Education

Grads prepare for real financial world

WINCHESTER — Addressing nearly 300 seniors at George Rogers Clark High School on Tuesday, lawyer Carl Gibson asked how many of the soon-to-be-graduates had turned 18.

Several hands went up.

"You," Gibson informed the youngsters, "are now legally responsible for any debts that you may incur."

In other words, congratulations and welcome to the adult world of credit — and all the pitfalls that face those who abuse it.

The presentation was part of the Kentucky Bar Foundation's Credit Abuse Resistance Education program, known as CARE. The effort, based on a national program started seven years ago by a U.S. bankruptcy judge, is intended to help prepare Kentucky's new high school graduates to deal wisely with credit and finance.

District Judge Earl-Ray Neal, who also spoke Tuesday, said many of the civil cases he sees involve credit-card debt.

"People are getting in over their heads; it's an epidemic," said Neal, who presides over district courts in Clark and Madison counties.

Students must understand that anytime they buy on credit, they ultimately will pay more than if they bought with cash.

Winchester lawyer William Elkins urged students to think of credit as a "cushion" to be used mainly in time of emergency need.

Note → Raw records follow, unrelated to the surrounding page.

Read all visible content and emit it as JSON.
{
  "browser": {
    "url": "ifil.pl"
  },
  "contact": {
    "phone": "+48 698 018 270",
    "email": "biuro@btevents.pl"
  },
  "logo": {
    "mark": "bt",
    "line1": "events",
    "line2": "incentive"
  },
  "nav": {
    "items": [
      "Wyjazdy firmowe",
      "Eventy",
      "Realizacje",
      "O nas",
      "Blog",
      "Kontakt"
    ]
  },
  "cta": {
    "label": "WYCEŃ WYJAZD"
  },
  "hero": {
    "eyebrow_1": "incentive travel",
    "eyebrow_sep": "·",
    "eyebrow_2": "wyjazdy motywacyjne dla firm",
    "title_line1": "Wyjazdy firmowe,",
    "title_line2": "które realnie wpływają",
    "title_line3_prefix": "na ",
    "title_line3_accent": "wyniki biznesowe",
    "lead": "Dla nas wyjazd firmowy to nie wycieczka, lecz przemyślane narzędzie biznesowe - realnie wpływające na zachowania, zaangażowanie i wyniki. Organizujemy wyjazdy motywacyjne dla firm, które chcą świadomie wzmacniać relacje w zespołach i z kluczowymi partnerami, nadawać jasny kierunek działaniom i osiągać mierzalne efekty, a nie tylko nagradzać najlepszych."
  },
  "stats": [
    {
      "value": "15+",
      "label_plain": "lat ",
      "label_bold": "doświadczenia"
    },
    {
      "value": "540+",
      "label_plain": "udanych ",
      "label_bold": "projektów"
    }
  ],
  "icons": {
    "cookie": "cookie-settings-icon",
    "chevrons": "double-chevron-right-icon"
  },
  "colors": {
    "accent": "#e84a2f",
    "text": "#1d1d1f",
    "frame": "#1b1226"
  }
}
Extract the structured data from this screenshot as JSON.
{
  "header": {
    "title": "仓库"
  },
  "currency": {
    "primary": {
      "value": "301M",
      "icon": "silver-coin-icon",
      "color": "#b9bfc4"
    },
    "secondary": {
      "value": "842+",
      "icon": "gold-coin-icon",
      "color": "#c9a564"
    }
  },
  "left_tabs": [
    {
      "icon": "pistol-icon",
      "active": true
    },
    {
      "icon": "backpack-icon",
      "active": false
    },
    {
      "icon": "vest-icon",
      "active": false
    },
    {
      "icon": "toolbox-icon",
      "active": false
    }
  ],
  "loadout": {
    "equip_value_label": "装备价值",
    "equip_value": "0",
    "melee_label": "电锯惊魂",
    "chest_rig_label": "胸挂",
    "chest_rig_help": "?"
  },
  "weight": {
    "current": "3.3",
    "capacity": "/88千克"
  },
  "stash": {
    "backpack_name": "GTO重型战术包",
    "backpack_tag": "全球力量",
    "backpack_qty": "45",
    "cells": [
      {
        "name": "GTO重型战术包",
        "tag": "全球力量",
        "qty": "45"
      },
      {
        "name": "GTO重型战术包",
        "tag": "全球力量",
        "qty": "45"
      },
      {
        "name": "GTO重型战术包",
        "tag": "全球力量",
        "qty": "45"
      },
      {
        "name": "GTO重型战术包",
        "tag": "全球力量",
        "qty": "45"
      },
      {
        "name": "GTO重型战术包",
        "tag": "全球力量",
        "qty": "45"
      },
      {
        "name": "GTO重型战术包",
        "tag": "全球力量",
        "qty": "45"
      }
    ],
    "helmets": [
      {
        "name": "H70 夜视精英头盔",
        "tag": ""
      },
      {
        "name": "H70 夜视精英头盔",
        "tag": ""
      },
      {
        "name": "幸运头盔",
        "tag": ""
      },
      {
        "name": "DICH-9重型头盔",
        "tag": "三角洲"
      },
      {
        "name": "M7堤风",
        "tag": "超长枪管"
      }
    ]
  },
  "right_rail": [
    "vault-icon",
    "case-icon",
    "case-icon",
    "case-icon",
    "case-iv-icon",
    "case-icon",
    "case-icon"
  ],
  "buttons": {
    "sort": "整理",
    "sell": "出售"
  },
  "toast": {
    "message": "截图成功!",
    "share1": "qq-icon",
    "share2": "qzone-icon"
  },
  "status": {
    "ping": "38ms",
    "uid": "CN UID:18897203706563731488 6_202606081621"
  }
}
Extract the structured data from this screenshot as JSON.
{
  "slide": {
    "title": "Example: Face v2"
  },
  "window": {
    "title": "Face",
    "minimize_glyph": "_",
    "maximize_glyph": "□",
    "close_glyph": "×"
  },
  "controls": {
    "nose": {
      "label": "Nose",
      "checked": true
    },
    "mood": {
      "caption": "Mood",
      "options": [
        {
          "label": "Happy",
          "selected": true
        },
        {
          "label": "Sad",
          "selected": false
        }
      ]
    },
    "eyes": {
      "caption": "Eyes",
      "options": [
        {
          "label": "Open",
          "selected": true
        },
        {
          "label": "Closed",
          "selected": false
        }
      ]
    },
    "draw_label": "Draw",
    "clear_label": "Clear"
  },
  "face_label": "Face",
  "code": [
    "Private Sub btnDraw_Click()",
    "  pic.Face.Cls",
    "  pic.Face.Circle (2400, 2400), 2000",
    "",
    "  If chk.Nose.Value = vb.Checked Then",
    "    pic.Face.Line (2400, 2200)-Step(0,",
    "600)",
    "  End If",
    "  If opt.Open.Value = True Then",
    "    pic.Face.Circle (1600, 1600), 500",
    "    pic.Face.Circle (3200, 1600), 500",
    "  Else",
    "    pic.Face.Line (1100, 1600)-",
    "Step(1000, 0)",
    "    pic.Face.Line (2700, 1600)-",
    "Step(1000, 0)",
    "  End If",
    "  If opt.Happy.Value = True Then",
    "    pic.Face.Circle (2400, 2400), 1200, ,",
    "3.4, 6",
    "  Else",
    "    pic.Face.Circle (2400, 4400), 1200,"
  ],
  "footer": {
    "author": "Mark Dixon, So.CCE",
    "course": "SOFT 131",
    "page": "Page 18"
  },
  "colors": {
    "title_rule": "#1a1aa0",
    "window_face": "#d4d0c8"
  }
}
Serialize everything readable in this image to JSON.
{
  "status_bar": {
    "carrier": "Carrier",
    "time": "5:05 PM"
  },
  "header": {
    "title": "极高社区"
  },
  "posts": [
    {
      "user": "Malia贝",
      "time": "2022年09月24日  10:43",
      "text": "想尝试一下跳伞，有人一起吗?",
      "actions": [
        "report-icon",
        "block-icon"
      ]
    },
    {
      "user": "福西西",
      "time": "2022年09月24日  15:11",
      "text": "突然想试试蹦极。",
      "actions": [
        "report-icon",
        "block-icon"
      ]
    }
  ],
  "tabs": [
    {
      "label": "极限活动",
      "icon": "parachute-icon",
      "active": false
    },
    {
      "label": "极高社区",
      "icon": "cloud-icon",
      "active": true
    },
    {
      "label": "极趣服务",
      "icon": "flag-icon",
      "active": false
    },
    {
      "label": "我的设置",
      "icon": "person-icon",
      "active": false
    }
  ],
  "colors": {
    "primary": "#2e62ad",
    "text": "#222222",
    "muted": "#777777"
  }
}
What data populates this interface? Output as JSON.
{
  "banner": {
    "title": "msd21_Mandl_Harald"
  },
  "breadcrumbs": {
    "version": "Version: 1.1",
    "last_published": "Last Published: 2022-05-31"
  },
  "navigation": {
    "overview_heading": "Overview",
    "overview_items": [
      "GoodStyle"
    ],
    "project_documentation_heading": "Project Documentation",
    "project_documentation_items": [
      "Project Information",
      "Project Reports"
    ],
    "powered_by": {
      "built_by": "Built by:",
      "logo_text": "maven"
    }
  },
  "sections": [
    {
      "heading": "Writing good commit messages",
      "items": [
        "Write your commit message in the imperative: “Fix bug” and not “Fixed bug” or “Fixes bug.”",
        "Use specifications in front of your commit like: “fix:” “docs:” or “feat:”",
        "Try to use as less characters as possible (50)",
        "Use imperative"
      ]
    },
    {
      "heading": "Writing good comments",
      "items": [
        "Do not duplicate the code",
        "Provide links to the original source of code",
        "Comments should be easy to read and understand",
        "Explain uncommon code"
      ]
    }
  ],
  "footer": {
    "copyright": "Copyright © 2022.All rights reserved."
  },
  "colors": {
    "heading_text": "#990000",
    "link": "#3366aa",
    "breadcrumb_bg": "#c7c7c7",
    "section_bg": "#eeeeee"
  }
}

"Credit is a wonderful cushion," he said. "It should not be used for luxuries."

The Kentucky Bar Foundation adopted the CARE program in 2008 for Lexington and Louisville high schools. This year, the project is expanding to include Clark, Madison, Pulaski and Pike counties, and the plan is to reach even more counties next year, said Todd Horstmeyer, the bar foundation's executive director.

Gibson said many clients he represents are individuals and couples who get deeply into debt before they realize it. He described a couple with a combined monthly income of less than $2,000 who ran up $78,000 in credit-card debt simply by taking vacations each year.

Young people can be particularly vulnerable, Gibson said, citing an Indiana University study which found that 10 percent of students who dropped out of IU did so because of debt.

Gibson said the typical college graduate owes $20,000 in student loans, plus $3,000 in credit-card debt.

Neal said students must start preparing now to avoid such pitfalls. High school seniors can expect to be inundated with applications from credit-card companies when they arrive on college campuses this fall, he said.

"You need to think about what you're signing up for," Neal said. "The credit decisions you make now can have a dramatic effect on your life for years to come, the kind of car you'll be able to drive, whether you'll be able to get a nice home to live in."